IoT and the fridge that reports to your insurer
Tue 22 Sep 2015
Alagappan Karuppiah (Alagu), Head of IT at Diners Club International, the global payments network, has over fifteen years of experience in software, retail banking, IT governance & security and is an expert in smart cards and advanced payment systems. Here we ask him to discuss issues surrounding IoT, security and governance, as well as advise on heading up an IT department.
How are you expecting IoT to affect the payments sector?
The Internet of Things (IoT), from remote control to automobiles and smartwatches, is spreading its wings as the technology behind it matures. Connecting various types of electronic devices together for improved experience of day-to day activities is promoted as the ultimate objective of IoT.
Today there are smartwatches being used for payments and transactions, but it would be interesting to see other appliances with such features. One payment brand recently tested car payments for take-away pizza. The technology logs the car arriving at a drive-in, and the user is able to pick up the pizza immediately while the car processes the transaction.

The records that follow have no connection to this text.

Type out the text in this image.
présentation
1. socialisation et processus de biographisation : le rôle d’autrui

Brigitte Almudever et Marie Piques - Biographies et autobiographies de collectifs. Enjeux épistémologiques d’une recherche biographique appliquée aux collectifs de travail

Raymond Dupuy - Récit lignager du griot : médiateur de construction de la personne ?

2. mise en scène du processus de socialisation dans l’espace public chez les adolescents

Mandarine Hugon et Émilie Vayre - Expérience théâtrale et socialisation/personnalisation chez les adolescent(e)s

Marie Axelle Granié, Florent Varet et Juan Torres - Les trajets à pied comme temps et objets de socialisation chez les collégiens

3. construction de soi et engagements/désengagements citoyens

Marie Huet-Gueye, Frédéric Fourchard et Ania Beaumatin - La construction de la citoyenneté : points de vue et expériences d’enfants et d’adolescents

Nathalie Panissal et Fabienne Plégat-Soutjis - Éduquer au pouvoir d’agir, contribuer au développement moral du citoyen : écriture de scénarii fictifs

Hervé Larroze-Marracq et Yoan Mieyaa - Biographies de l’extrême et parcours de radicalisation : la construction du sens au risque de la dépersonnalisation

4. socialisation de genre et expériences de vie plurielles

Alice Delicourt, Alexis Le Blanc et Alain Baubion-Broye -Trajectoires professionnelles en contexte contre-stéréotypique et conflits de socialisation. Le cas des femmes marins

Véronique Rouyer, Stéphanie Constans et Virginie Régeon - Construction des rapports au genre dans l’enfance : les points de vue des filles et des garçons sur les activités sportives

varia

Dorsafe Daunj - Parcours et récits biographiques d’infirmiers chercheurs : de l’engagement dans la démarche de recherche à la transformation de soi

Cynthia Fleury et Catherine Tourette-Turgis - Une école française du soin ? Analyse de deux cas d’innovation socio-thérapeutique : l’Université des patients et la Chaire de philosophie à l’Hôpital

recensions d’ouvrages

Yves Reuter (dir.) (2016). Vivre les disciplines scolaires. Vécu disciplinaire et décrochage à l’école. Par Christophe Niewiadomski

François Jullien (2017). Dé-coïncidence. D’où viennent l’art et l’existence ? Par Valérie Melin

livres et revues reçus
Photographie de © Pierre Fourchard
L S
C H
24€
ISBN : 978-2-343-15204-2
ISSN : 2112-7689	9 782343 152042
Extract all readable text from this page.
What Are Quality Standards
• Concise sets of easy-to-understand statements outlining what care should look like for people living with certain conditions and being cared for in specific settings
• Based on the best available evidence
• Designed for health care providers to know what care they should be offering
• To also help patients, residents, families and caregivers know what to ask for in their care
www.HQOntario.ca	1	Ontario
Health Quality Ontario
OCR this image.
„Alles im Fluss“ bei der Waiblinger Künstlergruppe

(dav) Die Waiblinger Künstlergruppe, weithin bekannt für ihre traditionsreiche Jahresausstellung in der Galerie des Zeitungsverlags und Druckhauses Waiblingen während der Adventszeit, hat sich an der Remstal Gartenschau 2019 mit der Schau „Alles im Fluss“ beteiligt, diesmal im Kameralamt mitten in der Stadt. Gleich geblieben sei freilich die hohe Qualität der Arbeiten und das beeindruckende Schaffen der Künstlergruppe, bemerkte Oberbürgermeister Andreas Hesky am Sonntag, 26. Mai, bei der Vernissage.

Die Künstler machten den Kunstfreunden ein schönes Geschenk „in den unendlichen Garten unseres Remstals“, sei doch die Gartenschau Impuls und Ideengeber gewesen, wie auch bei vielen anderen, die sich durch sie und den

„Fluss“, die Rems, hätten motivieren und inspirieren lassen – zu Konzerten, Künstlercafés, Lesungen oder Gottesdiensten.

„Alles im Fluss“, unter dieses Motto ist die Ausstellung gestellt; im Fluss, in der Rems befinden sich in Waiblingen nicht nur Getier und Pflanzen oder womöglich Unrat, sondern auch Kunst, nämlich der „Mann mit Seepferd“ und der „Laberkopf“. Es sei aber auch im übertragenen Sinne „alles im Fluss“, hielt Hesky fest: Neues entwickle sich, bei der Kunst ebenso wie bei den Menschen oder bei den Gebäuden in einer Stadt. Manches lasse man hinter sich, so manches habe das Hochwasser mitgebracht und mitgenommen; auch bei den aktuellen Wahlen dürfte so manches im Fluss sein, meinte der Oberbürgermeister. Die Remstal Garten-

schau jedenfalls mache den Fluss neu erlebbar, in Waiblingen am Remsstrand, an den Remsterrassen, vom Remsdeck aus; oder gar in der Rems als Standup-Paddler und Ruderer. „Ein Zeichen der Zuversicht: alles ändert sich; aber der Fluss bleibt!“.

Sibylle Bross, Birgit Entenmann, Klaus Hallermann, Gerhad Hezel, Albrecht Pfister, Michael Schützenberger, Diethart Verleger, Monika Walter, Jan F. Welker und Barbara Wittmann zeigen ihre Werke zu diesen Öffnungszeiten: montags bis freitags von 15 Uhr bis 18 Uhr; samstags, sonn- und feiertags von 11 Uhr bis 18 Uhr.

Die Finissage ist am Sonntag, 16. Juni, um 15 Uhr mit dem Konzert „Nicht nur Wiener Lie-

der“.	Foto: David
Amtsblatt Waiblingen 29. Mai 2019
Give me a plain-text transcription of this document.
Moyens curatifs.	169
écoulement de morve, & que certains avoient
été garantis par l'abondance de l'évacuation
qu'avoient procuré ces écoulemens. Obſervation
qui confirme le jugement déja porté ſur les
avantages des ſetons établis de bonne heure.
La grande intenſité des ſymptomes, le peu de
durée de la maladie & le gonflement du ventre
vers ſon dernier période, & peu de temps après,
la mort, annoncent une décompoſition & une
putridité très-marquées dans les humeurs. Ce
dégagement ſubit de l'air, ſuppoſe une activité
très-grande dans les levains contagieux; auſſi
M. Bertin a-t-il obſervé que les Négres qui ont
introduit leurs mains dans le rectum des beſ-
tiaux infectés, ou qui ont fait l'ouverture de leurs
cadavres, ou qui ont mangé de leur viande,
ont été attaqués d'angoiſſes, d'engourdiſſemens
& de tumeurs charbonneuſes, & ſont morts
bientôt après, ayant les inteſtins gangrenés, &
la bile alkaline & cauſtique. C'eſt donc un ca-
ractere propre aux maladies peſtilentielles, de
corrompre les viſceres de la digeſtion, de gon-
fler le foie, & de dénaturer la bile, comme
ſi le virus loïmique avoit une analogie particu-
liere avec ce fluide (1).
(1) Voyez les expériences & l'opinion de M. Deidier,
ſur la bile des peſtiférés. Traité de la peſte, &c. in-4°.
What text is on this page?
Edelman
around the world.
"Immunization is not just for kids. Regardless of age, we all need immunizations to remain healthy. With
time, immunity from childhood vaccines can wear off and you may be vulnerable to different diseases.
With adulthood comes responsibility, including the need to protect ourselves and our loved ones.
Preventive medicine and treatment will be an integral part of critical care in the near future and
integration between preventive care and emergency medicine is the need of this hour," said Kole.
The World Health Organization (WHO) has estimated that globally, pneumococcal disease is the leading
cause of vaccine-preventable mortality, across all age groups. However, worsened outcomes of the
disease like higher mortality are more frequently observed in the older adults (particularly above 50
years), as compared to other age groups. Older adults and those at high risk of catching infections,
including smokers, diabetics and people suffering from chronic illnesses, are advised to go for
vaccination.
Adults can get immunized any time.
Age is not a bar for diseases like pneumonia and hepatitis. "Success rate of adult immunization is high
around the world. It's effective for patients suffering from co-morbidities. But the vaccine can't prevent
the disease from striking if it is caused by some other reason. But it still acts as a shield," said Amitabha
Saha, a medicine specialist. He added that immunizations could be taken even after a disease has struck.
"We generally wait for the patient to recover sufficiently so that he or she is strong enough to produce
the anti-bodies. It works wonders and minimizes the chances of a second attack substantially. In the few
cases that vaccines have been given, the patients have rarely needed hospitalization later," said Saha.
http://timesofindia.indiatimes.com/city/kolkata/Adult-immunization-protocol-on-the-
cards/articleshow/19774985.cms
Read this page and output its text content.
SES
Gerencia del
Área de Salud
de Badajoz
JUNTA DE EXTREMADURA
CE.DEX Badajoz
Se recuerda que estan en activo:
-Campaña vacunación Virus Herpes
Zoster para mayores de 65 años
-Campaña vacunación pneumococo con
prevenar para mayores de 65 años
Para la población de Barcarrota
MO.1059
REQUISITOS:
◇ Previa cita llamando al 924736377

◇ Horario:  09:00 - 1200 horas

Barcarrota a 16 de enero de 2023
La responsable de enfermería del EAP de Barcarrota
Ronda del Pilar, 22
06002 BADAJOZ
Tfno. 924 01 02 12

I also foresee home appliances offering the ability to complete online grocery transactions, ordering required items when the inventory is low. In addition, if an appliance tracked foods consumed and calorie intake it would be able to recommend exercise programs to the user. This information could also be sent to health insurers, with users receiving loyalty points based on their food consumption. Fiction of the future maybe, but as Albert Einstein said “I never think of the future, it comes soon enough.”
How do you approach security and privacy, handling such large amounts of sensitive customer data?
…finding a passionate person with a positive attitude is an uphill task. We need to find candidates who are business enablers, not blockers.
In Singapore the TRM (Technology Risk Management) guidelines and the PDPA (Personal Data Protection Act) provide excellent guidelines and recommendations on security and privacy for financial firms, as well as for other industry institutions.
The challenge is multifold, firstly in understanding ‘sensitive data’ and secondly knowing where data resides and where it is being used in the organization. Most organizations face the challenge of lack of awareness around collected data. For example, a security office in a building might be collecting data on its visitors, but whether it is sensitive information and if it is being used, stored or destroyed remain key questions.
One approach is to de-sensitize customer data in such a way that it doesn’t impact operations but is of no value if used outside of the organization.
The IT Governance Institute (ITGI) mentions five areas of focus for better IT governance, these sound complicated. How do you actually implement everything involved in IT governance?
Start with a framework, trying to reinvent the wheel requires lots of resources. There are many to choose from, but using at least one means it has been trialled and tested by industry experts worldwide. These frameworks even offer implementation guides. According to a survey by PricewaterhouseCoopers, in conjunction with the ITGI, 95% of companies use one of the major IT governance frameworks, while only a few create their own. The CoBIT framework is well-suited to organizations focused on risk management and mitigation. While ITIL is a good fit for those concerned about operations.
The more business-general framework COSO is less IT-specific than the others, while CMMI is particularly well-suited to companies looking for help with application development, lifecycle issues and improving the delivery of products throughout the life-cycle.
Most companies choose CoBIT or ITIL and many audit organizations use these as a standard.
What do you look for in a candidate when you recruit in the ever-changing IT security and risk space?
Passion and a positive attitude trump experience, but finding a passionate person with a positive attitude is an uphill task. We need to find candidates who are business enablers, not blockers. This is due to the changing role of IT, which today contributes and makes business decisions. Decades ago it was only the department that built the technology infrastructure for the organization who made and influenced decisions.
We look for winners who don’t give up. The sad truth about people who give up is that they are generally just as capable as those who don’t. The main difference is their attitude. Tom Northup, author of Five Hidden Mistakes CEOs Make, wrote: “Hire to attitude, promote to attitude and fire to attitude.”
How do you manage your work and team as Head of an IT department?
You need to both motivate and be motivated. It is also important to maintain a work-life balance for yourself and ensure this balance is echoed in the team and department.
I often refer to a blog post at Goinglobal, which has listed a number of qualities that managers should have to effectively head up a department. These include the ability to deal with ambiguity and constant change. Employers must also keep up-to-date about the industry, and take moderate risks even in unfamiliar situations.
The blog suggests that managers must act in a diplomatic way and build lasting relations – in the real and in the virtual world. They should create visions and strategies for the future, and put them into practical plans and actions.
Finally, it argues that department heads must execute leadership, regardless of position, and have respect for different nationalities, cultures and religions.
These answers are personal opinion and do not necessarily reflect the views of Diners Club International.